Bediüzzaman, yıllar sonra kaçmaya nasıl karar verdiğini talebesi Molla Yasin’e şöyle anlatıyor: 

“Çoğu esirler kaçırıldı, kimi bilmem ne oldu. Ben yalnız kaldım. Param da yok, perişanım. Kazan’da geziyorum. Baktım ihtiyar bir adam, üç tane merkebiyle karşımda duruyor. Geldi bana selam verdi. Dedi: ‘Sen Molla Said değil misin?’ ‘Evet benim, sen beni nereden tanıdın?’ ‘Sen memlekete gitmek istiyor musun?’ ‘Evet istiyorum, ama param yok, açlıktan da takatim yok!’ Düştü önüme beni götürdü, mağara gibi bir evin önüne vardık. Kapıyı vurdu. Bir adam çıktı. Kendi elbiselerini bana verdi. ‘Hayvanımı da al!’ deyip bana gideceğim tarafı gösterdi. Bir de ekmek verdi. Ben kalkıp hayvana bindim, ekmeği yiyerek vurdum yola, şehirden uzaklaştım. Akşama bir köye vardım. Baktım melek gibi insanlar. Beni üç-dört gün misafir ettiler. Sonra bana: ‘Gitmek ister misin?’ dediler. ‘Evet, isterim’ dedim. ‘Öyleyse kalk gidelim!’ dediler. Yola düştük, ama bir dağ yoluna, dağın başına çıktık. İkindi namazına yakın, bana refakat eden adam: ‘Ben daha gelemem. Buradan geriye dönmem lazım. Sen bu yolu tut, git! Fakat sol taraftaki geniş yoldan git. O yolu takip edip gidersen aşağıda önüne güzel bir çimenlik çıkar. Orada bir çadır göreceksin!’ dedi, kendisi geri döndü, gitti.”

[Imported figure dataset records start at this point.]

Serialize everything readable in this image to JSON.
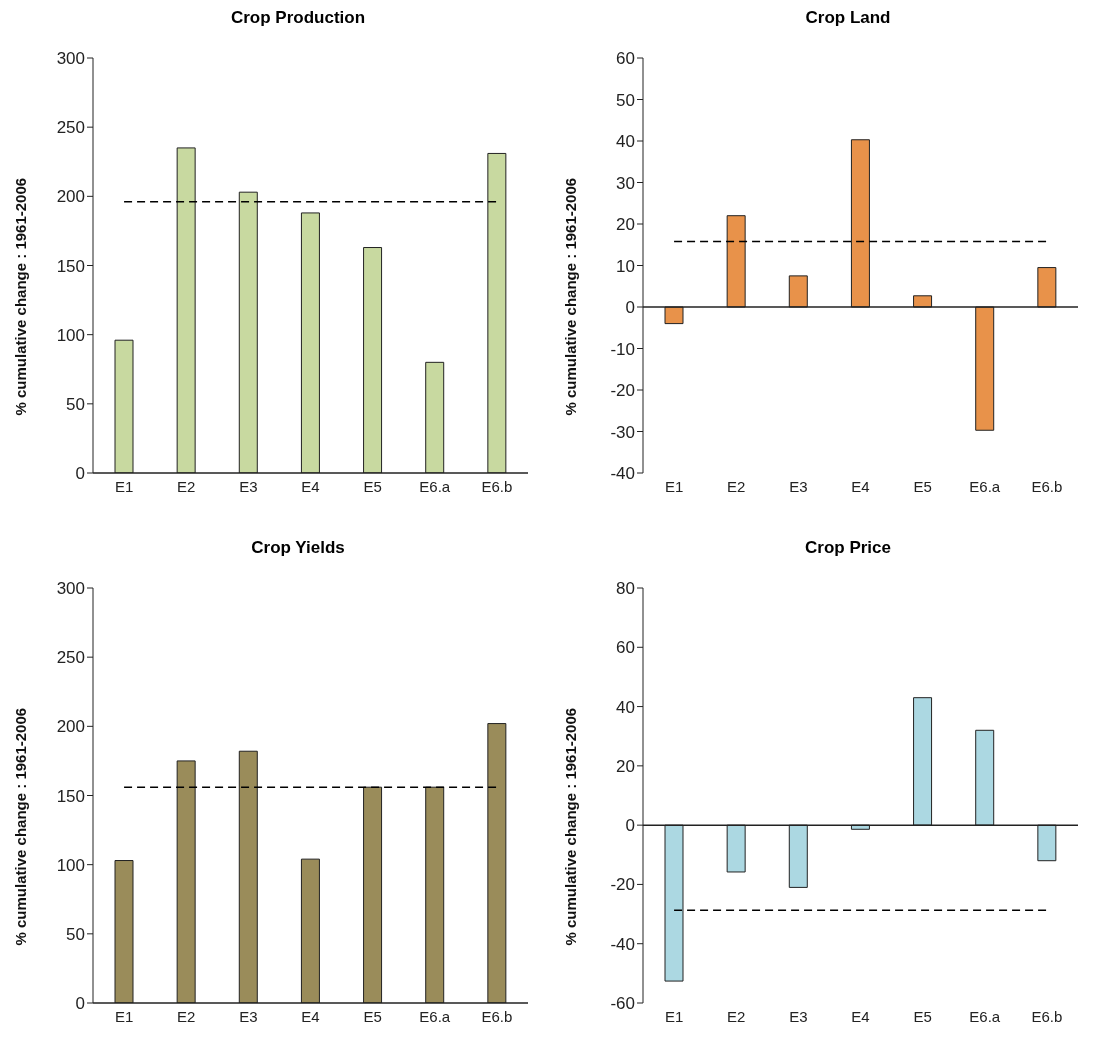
{
  "chart_data": [
    {
      "type": "bar",
      "title": "Crop Production",
      "ylabel": "% cumulative change : 1961-2006",
      "categories": [
        "E1",
        "E2",
        "E3",
        "E4",
        "E5",
        "E6.a",
        "E6.b"
      ],
      "values": [
        96,
        235,
        203,
        188,
        163,
        80,
        231
      ],
      "color": "#c8d9a0",
      "ylim": [
        0,
        300
      ],
      "yticks": [
        0,
        50,
        100,
        150,
        200,
        250,
        300
      ],
      "grid": false,
      "legend": false,
      "ref_lines": [
        {
          "axis": "y",
          "value": 196,
          "color": "#000000",
          "line_style": "dashed"
        }
      ]
    },
    {
      "type": "bar",
      "title": "Crop Land",
      "ylabel": "% cumulative change : 1961-2006",
      "categories": [
        "E1",
        "E2",
        "E3",
        "E4",
        "E5",
        "E6.a",
        "E6.b"
      ],
      "values": [
        -4,
        22,
        7.5,
        40.3,
        2.7,
        -29.7,
        9.5
      ],
      "color": "#e8924a",
      "ylim": [
        -40,
        60
      ],
      "yticks": [
        -40,
        -30,
        -20,
        -10,
        0,
        10,
        20,
        30,
        40,
        50,
        60
      ],
      "grid": false,
      "legend": false,
      "ref_lines": [
        {
          "axis": "y",
          "value": 15.8,
          "color": "#000000",
          "line_style": "dashed"
        },
        {
          "axis": "y",
          "value": 0,
          "color": "#222222",
          "line_style": "solid"
        }
      ]
    },
    {
      "type": "bar",
      "title": "Crop Yields",
      "ylabel": "% cumulative change : 1961-2006",
      "categories": [
        "E1",
        "E2",
        "E3",
        "E4",
        "E5",
        "E6.a",
        "E6.b"
      ],
      "values": [
        103,
        175,
        182,
        104,
        156,
        156,
        202
      ],
      "color": "#9a8c5a",
      "ylim": [
        0,
        300
      ],
      "yticks": [
        0,
        50,
        100,
        150,
        200,
        250,
        300
      ],
      "grid": false,
      "legend": false,
      "ref_lines": [
        {
          "axis": "y",
          "value": 156,
          "color": "#000000",
          "line_style": "dashed"
        }
      ]
    },
    {
      "type": "bar",
      "title": "Crop Price",
      "ylabel": "% cumulative change : 1961-2006",
      "categories": [
        "E1",
        "E2",
        "E3",
        "E4",
        "E5",
        "E6.a",
        "E6.b"
      ],
      "values": [
        -52.6,
        -15.8,
        -21,
        -1.4,
        43,
        32,
        -12
      ],
      "color": "#acd8e2",
      "ylim": [
        -60,
        80
      ],
      "yticks": [
        -60,
        -40,
        -20,
        0,
        20,
        40,
        60,
        80
      ],
      "grid": false,
      "legend": false,
      "ref_lines": [
        {
          "axis": "y",
          "value": -28.7,
          "color": "#000000",
          "line_style": "dashed"
        },
        {
          "axis": "y",
          "value": 0,
          "color": "#222222",
          "line_style": "solid"
        }
      ]
    }
  ]
}
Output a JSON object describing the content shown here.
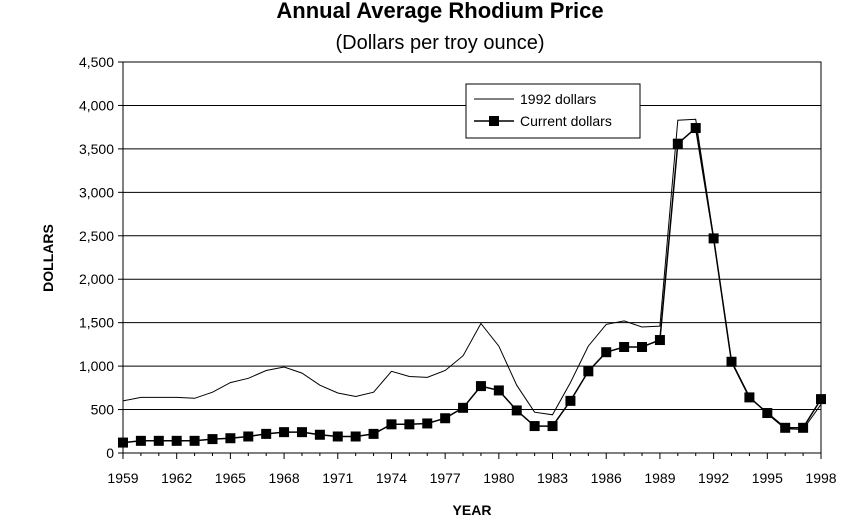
{
  "chart_data": {
    "type": "line",
    "title": "Annual Average Rhodium Price",
    "subtitle": "(Dollars per troy ounce)",
    "xlabel": "YEAR",
    "ylabel": "DOLLARS",
    "xlim": [
      1959,
      1998
    ],
    "ylim": [
      0,
      4500
    ],
    "x_ticks": [
      1959,
      1962,
      1965,
      1968,
      1971,
      1974,
      1977,
      1980,
      1983,
      1986,
      1989,
      1992,
      1995,
      1998
    ],
    "y_ticks": [
      0,
      500,
      1000,
      1500,
      2000,
      2500,
      3000,
      3500,
      4000,
      4500
    ],
    "y_tick_labels": [
      "0",
      "500",
      "1,000",
      "1,500",
      "2,000",
      "2,500",
      "3,000",
      "3,500",
      "4,000",
      "4,500"
    ],
    "grid": true,
    "legend_position": "top-right",
    "x": [
      1959,
      1960,
      1961,
      1962,
      1963,
      1964,
      1965,
      1966,
      1967,
      1968,
      1969,
      1970,
      1971,
      1972,
      1973,
      1974,
      1975,
      1976,
      1977,
      1978,
      1979,
      1980,
      1981,
      1982,
      1983,
      1984,
      1985,
      1986,
      1987,
      1988,
      1989,
      1990,
      1991,
      1992,
      1993,
      1994,
      1995,
      1996,
      1997,
      1998
    ],
    "series": [
      {
        "name": "1992 dollars",
        "marker": "none",
        "values": [
          600,
          640,
          640,
          640,
          630,
          700,
          810,
          860,
          950,
          990,
          920,
          780,
          690,
          650,
          700,
          940,
          880,
          870,
          950,
          1120,
          1490,
          1230,
          780,
          470,
          440,
          810,
          1230,
          1480,
          1520,
          1450,
          1460,
          3830,
          3840,
          2480,
          1060,
          650,
          450,
          280,
          270,
          560
        ]
      },
      {
        "name": "Current dollars",
        "marker": "square",
        "values": [
          120,
          140,
          140,
          140,
          140,
          160,
          170,
          190,
          220,
          240,
          240,
          210,
          190,
          190,
          220,
          330,
          330,
          340,
          400,
          520,
          770,
          720,
          490,
          310,
          310,
          600,
          940,
          1160,
          1220,
          1220,
          1300,
          3560,
          3740,
          2470,
          1050,
          640,
          460,
          290,
          290,
          620
        ]
      }
    ]
  }
}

Önceki yazıda da belirttiğimiz gibi, bu anlatılanların ne kadarı gerçek, dahası ne kadarını Bediüzzaman’ın anlatımı ne kadarı ekleme yapılmış emin olacak durumda değiliz. 

Ancak yaklaşık bir aydır özellikle esaretten kaçış hikayesi üzerinde titizlikle araştırma yapan biri olarak söyleyebilirim ki, Bediüzzaman, kader planı denilen şeyi hayatı boyunca en iyi idrak eden fanilerden biri. Dolayısıyla bir kaçış planından ziyade zuhurata tabi olarak kaçmaya başlamıştır. İhtiyar adam meselesi minik farklılıklarla birden fazla kişi tarafından aktarılıyor. Ancak Bediüzzaman’ın bu konularda ketum olmasının sebebi bir takım keramet türünden, izahı ve günümüz insanının anlaması çok zor ayrıntılar içeriyor olması olabilir. 

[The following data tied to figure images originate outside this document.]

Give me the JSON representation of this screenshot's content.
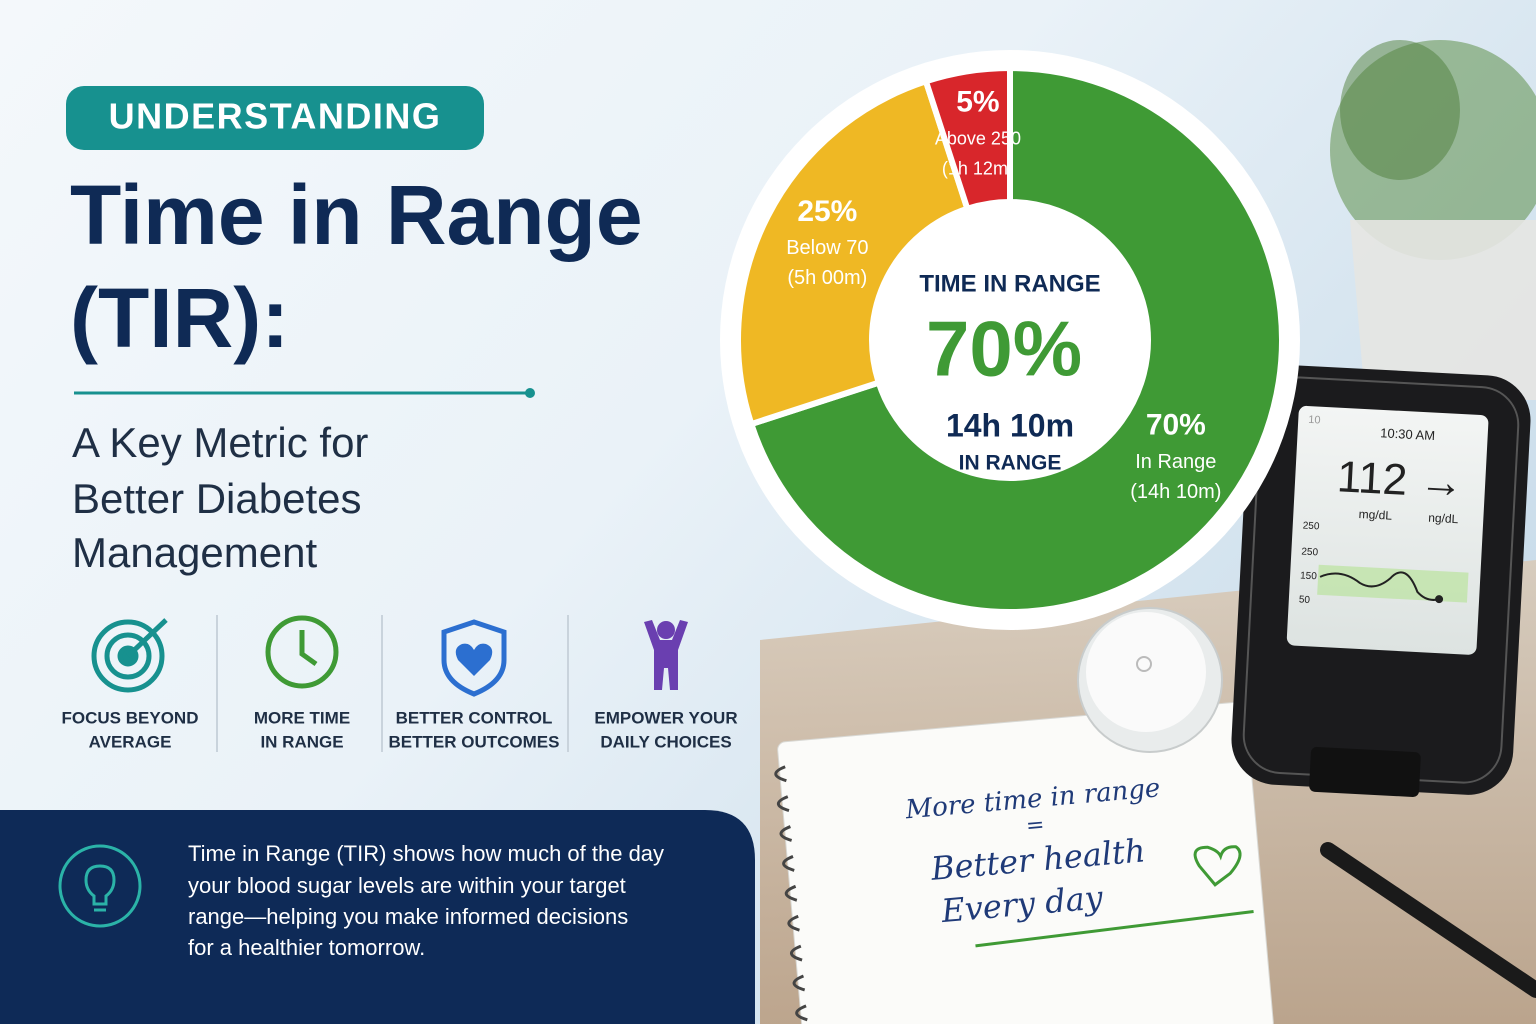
{
  "badge": "UNDERSTANDING",
  "title": [
    "Time in Range",
    "(TIR):"
  ],
  "subtitle": [
    "A Key Metric for",
    "Better Diabetes",
    "Management"
  ],
  "features": [
    {
      "label": [
        "FOCUS BEYOND",
        "AVERAGE"
      ]
    },
    {
      "label": [
        "MORE TIME",
        "IN RANGE"
      ]
    },
    {
      "label": [
        "BETTER CONTROL",
        "BETTER OUTCOMES"
      ]
    },
    {
      "label": [
        "EMPOWER YOUR",
        "DAILY CHOICES"
      ]
    }
  ],
  "info": [
    "Time in Range (TIR) shows how much of the day",
    "your blood sugar levels are within your target",
    "range—helping you make informed decisions",
    "for a healthier tomorrow."
  ],
  "meter": {
    "corner": "10",
    "time": "10:30 AM",
    "reading": "112 →",
    "units": [
      "mg/dL",
      "ng/dL"
    ],
    "axis_labels": [
      "250",
      "250",
      "150",
      "50"
    ]
  },
  "notebook": [
    "More time in range",
    "=",
    "Better health",
    "Every day"
  ],
  "chart_data": {
    "type": "donut",
    "categories": [
      "In Range",
      "Below 70",
      "Above 250"
    ],
    "values": [
      70,
      25,
      5
    ],
    "value_labels": [
      "70%",
      "25%",
      "5%"
    ],
    "durations": [
      "(14h 10m)",
      "(5h 00m)",
      "(1h 12m)"
    ],
    "colors": [
      "#3f9a35",
      "#efb824",
      "#d8262b"
    ],
    "center": {
      "heading": "TIME IN RANGE",
      "duration": "14h 10m",
      "caption": "IN RANGE"
    }
  }
}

Bunun için bir diğer ayrıntı da Bediüzzaman Hazretleri ile Gavs-ı Azam Abdulkadir Geylani Hazretleri’nin manevi irtibatını biraz kurcalamamız gerekiyor. 

“…Ta iki sene sonra Gavs-ı Geylanî, Fütûhü’l-Gayb kitabıyla tekrar gözümü açtırdı.”

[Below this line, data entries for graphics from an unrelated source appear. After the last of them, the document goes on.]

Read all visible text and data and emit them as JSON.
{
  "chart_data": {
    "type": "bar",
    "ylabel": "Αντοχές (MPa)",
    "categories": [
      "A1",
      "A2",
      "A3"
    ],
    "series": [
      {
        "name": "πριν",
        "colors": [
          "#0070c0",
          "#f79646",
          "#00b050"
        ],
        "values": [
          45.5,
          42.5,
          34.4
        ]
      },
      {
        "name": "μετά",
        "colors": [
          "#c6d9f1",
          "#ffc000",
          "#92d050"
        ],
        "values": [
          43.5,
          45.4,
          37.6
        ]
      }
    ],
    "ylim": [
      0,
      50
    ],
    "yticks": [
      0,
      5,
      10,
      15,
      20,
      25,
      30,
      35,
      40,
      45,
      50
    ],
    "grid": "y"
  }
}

“Medet istedi, bir yol aradı, bir halaskâr taharri etti; gördü ki, yollar muhtelif. Tereddütte kaldı, Gavs-ı Azam olan Şeyh Geylanî’nin (r.a.) Futuhü’l-Gayb namındaki kitabıyla tefeül etti. Tefeülde şu çıktı: اَنْتَ فِى دَارِ الْحِكْمَةِ فَاطْلُبْ طَبِيبًا يُدَاوِى قَلْبَكَ (Sen dârü’l-hikmettesin; önce, kalbini tedavi edecek bir tabip ara.)”

“Acibdir ki, o vakit ben, Darü’l-Hikmeti’i-İslamiye azası idim. güya ehl-i İslam’ın yaralarını tedaviye çalışan bir hekîm idim. Halbuki, en ziyade hasta, ben idim. Hasta, evvela kendine bakmalı, sonra hastalara bakabilir.”

“İşte, Hazreti Şeyh bana der ki:

“Sen kendin hastasın, kendine bir tabib ara!”

“Ben dedim:

“Sen tabibim ol!”

“Tuttum, kendimi ona muhatap addederek o kitabı bana hitap ediyor gibi okudum…” (Tarihçe-i Hayat, s122)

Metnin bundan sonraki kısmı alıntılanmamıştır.